Tamara Sedmak (born 30 June 1976) is a Swiss television presenter and former model.

== Early life and education ==
Tamara Sedmak was born in Baden in the canton of Aargau and spent her childhood in Obersiggenthal near Baden. In 1996, she graduated at the cantonal school of Baden with a Type B Matura. She then studied journalism, business economics and psychology at the University of Zurich. In 2001, she ended her studies graduating with a licenciate in philosophy.

== Television career ==
Sedmak began her career on television in 1995 as a presenter at the Zürcher Party and on the youth channel Sputnik TV for one year. From October 1999 to October 2001, she was a member of the editorial and presentation team on the programs Freestyle, Fashion and True Hollywood Stories at the Zurich local channel Star TV. In 2001, she was a presenter for the traveling program Gipfelstürmer on German channel N-tv for one year. In 2002, she was a news editor on the radio station Energy Zürich. From August 2004 to March 2006, she presented the weather during the Sat.1 news on the German channel N24. In April 2006, she began presenting the programs Premiere Kino, Premiere Entertainment and Premiere Inside on Premiere (renamed Sky Deutschland since July 2009).
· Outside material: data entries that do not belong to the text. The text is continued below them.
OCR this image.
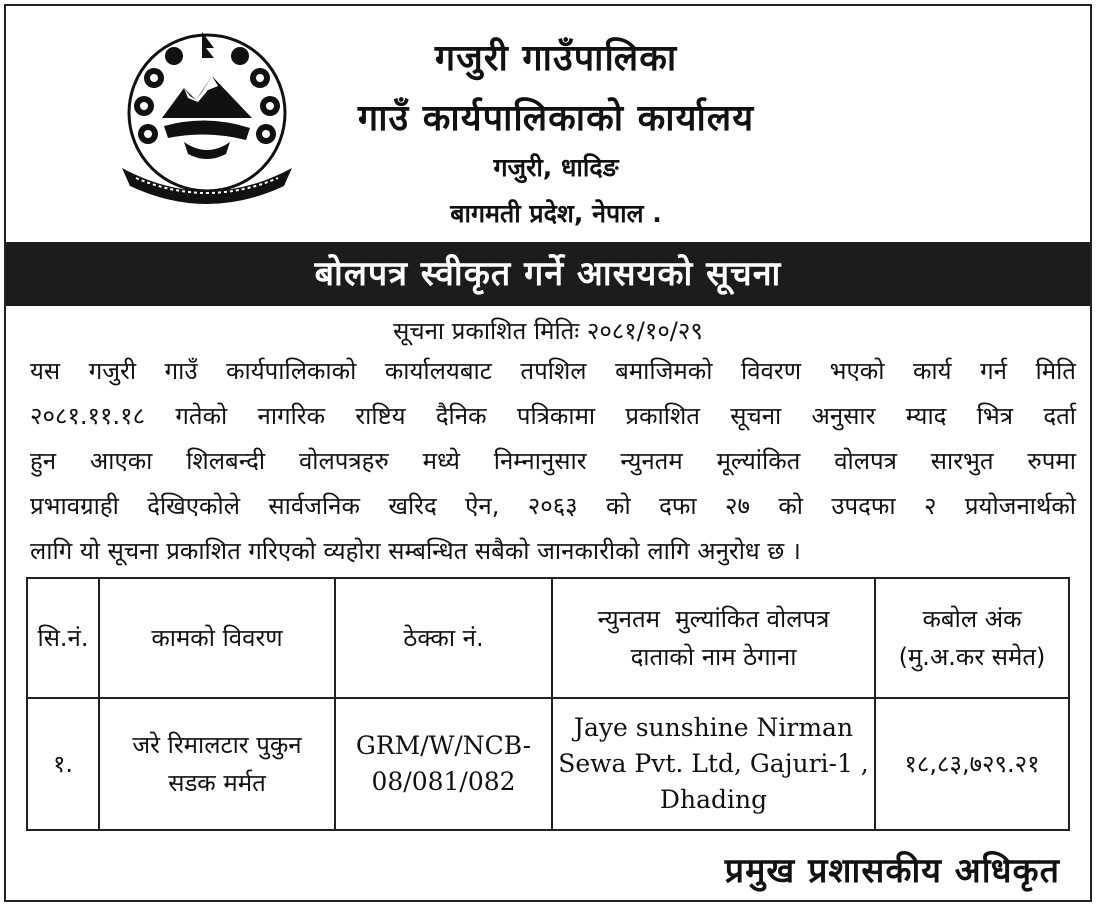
गजुरी गाउँपालिका
गाउँ कार्यपालिकाको कार्यालय
गजुरी, धादिङ
बागमती प्रदेश, नेपाल .
बोलपत्र स्वीकृत गर्ने आसयको सूचना
सूचना प्रकाशित मितिः २०८१/१०/२९
यस गजुरी गाउँ कार्यपालिकाको कार्यालयबाट तपशिल बमाजिमको विवरण भएको कार्य गर्न मिति
२०८१.११.१८ गतेको नागरिक राष्टिय दैनिक पत्रिकामा प्रकाशित सूचना अनुसार म्याद भित्र दर्ता
हुन आएका शिलबन्दी वोलपत्रहरु मध्ये निम्नानुसार न्युनतम मूल्यांकित वोलपत्र सारभुत रुपमा
प्रभावग्राही देखिएकोले सार्वजनिक खरिद ऐन, २०६३ को दफा २७ को उपदफा २ प्रयोजनार्थको
लागि यो सूचना प्रकाशित गरिएको व्यहोरा सम्बन्धित सबैको जानकारीको लागि अनुरोध छ ।
सि.नं.	कामको विवरण	ठेक्का नं.
न्युनतम  मुल्यांकित वोलपत्र
दाताको नाम ठेगाना
कबोल अंक
(मु.अ.कर समेत)
१.
जरे रिमालटार पुकुन
सडक मर्मत
GRM/W/NCB-
08/081/082
Jaye sunshine Nirman
Sewa Pvt. Ltd, Gajuri-1 ,
Dhading
१८,८३,७२९.२१
प्रमुख प्रशासकीय अधिकृत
From May 2007 to January 2008, she hosted the premiere service program titled HD perfekt on the same channel.

== Modeling titles ==
- 1991 : Winner of the "Concours Mannequin" in Paris
- 1999–2000 : Nominated Miss Switzerland by the audience

== Personal life ==
Sedmak speaks German, English, French, Italian and Croatian, and has also presented programs and events in these languages. She has also been actively practicing ballet since her youth, as well as tennis, skiing and swimming.

Sedmak was married to German former athlete and sports presenter Norbert Dobeleit, with whom she has a son named Julius born in June 2011. The couple has separated since. In August 2016, she gave birth to her second child, a daughter named Jasmin, from a relationship with a New York businessman.